After years of fighting, the capital of Yemen, Sanaa, has reportedly fallen under control of Houthi rebel fighters, according to media citing the Interior Ministry. The Iran-backed group has allegedly retaken the city after killing former President Ali Abdullah Saleh, whose death was just confirmed by a party official.
#BREAKING Yemen ex-president Saleh confirmed dead: party official
— AFP news agency (@AFP) December 4, 2017
Al Arabiya quoted a source in Saleh’s General Peoples Congress as saying he was killed by sniper bullets. A Houthi video distributed on social media showed what appeared to be Saleh’s body, clad in grey clothes and being carried out on a red blanket. The side of his head bore a deep wound.
GRAPHIC content Images of what seems to be former President of #Yemen Ali Abdullah Saleh dead . pic.twitter.com/6HEgVbOrZI
— Ahmad Algohbary (@AhmadAlgohbary) December 4, 2017
As reported earlier, on Monday Houthi forces blew up Saleh’s house in Sanaa and came under aerial attack by Saudi-led coalition warplanes for a second day, residents said.
Saleh, who unexpectedly renounced his alliance with the Houthis on Sunday and seemed to pull a "Hariri", siding with Saudi Arabia, was killed while trying to flee the capital, according to the Houthi-controlled ministry. It said their former ally “was creating chaos by working with militias of aggression” in the country, and “helping extremist militants.”
The ministry accused its former ally and leader of betrayal and inciting even more violence in Yemen, and said the Houthi forces have “ended the crisis” and now control “all positions” of opposing militias. There have also been reports that the eldest son of the ex-president Ahmad Saleh, regarded as his likely successor, has been arrested. Heavy fighting has been ongoing in Sanaa in recent days, with the Saudi-led coalition launching strikes on Houthi positions and having bombed Sanaa’s airport. The strikes come amid reports of extreme bloodshed in Yemen’s capital after ex-president Saleh pulled out of an alliance with the Houthi rebels.
Houthi spokesman Mohammed Abdul Salam claimed significant gains in the battle for Sanaa on Monday.
“With the aid and approval of God, the security forces backed up by wide popular support were able last night to cleanse the areas in which the militias of treason and betrayal were deployed,” he said in a statement.
The Saudi-led air campaign has killed hundreds of civilians but has failed to secure the coalition any major gains in the nearly three-year-old campaign to restore Yemen’s internationally recognized president, Abd-Rabbu Mansour Hadi, to power.

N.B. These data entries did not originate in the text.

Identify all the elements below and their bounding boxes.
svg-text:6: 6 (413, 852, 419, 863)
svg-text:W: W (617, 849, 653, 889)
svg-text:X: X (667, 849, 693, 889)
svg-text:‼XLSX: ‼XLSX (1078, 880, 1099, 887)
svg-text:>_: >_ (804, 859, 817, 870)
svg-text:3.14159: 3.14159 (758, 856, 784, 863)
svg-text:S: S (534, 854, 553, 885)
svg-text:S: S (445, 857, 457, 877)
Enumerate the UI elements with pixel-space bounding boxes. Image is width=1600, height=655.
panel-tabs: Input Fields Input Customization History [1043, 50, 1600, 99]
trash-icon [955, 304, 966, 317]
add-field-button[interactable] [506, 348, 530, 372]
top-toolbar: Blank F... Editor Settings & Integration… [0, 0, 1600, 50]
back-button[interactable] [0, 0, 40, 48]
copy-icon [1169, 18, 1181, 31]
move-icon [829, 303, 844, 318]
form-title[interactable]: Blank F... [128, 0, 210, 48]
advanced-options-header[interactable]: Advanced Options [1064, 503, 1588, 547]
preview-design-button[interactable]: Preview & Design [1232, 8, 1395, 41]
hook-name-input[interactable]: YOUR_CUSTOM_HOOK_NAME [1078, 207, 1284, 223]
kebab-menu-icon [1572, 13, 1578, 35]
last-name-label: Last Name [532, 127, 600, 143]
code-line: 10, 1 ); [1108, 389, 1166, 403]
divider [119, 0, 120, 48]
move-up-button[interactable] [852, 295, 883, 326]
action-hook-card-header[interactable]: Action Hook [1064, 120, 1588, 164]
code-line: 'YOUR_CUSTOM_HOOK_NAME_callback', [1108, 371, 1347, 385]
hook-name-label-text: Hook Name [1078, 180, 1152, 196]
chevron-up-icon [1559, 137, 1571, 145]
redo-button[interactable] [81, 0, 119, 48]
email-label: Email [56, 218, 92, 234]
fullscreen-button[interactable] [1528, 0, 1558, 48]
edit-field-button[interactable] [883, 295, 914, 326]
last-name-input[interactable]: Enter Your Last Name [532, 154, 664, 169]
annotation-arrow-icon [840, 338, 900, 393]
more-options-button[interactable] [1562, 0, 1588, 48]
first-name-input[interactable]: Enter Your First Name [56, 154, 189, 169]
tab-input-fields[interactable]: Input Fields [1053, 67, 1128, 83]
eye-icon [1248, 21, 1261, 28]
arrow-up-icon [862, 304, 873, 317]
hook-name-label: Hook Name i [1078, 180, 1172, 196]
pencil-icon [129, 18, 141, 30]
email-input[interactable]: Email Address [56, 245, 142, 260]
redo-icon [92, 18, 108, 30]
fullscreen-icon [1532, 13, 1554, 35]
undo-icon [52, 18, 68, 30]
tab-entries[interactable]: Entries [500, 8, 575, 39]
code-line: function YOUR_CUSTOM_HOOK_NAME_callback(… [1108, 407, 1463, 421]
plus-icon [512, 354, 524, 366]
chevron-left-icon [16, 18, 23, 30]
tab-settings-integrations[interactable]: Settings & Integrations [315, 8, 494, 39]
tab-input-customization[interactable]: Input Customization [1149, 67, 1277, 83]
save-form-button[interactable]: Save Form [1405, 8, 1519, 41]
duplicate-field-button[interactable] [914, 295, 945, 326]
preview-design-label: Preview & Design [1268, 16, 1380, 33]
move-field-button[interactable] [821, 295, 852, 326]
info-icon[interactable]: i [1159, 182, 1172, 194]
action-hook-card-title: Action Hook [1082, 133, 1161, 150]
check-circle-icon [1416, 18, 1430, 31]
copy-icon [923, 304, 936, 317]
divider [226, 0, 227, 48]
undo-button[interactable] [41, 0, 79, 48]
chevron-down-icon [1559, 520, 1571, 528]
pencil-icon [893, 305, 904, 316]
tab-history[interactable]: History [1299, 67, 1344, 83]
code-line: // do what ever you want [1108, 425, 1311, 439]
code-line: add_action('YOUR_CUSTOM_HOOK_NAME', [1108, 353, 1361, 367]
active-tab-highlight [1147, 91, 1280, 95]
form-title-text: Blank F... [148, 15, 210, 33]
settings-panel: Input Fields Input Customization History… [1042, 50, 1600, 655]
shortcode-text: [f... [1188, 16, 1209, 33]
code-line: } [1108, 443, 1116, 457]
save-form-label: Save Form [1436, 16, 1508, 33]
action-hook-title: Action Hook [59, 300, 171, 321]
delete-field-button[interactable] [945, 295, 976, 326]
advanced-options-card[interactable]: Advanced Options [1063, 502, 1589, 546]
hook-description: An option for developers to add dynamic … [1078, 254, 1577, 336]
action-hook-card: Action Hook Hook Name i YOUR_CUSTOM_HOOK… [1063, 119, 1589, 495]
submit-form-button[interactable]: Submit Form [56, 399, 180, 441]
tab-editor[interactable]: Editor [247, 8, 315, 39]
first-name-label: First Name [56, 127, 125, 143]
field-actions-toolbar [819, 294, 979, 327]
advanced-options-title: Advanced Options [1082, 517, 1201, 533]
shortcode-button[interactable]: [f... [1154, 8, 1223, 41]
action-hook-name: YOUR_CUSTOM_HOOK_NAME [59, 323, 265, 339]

Saleh's death marks a major turning point in the war, one giving the Houthi rebels a much needed boost in the long-running proxy war. In 2015, a Sunni-Arab coalition led by Riyadh launched a military campaign against the Shiite Houthi rebels to prevent them from controlling Yemen. The Saudi-led operation has been a major contributor to the humanitarian disaster currently plaguing the war-torn nation. Some 20 million Yemenis, including 11 million children, are in need of urgent aid, according to the World Health Organization. The UN believes that the civilian death toll from the conflict could exceed 10,000.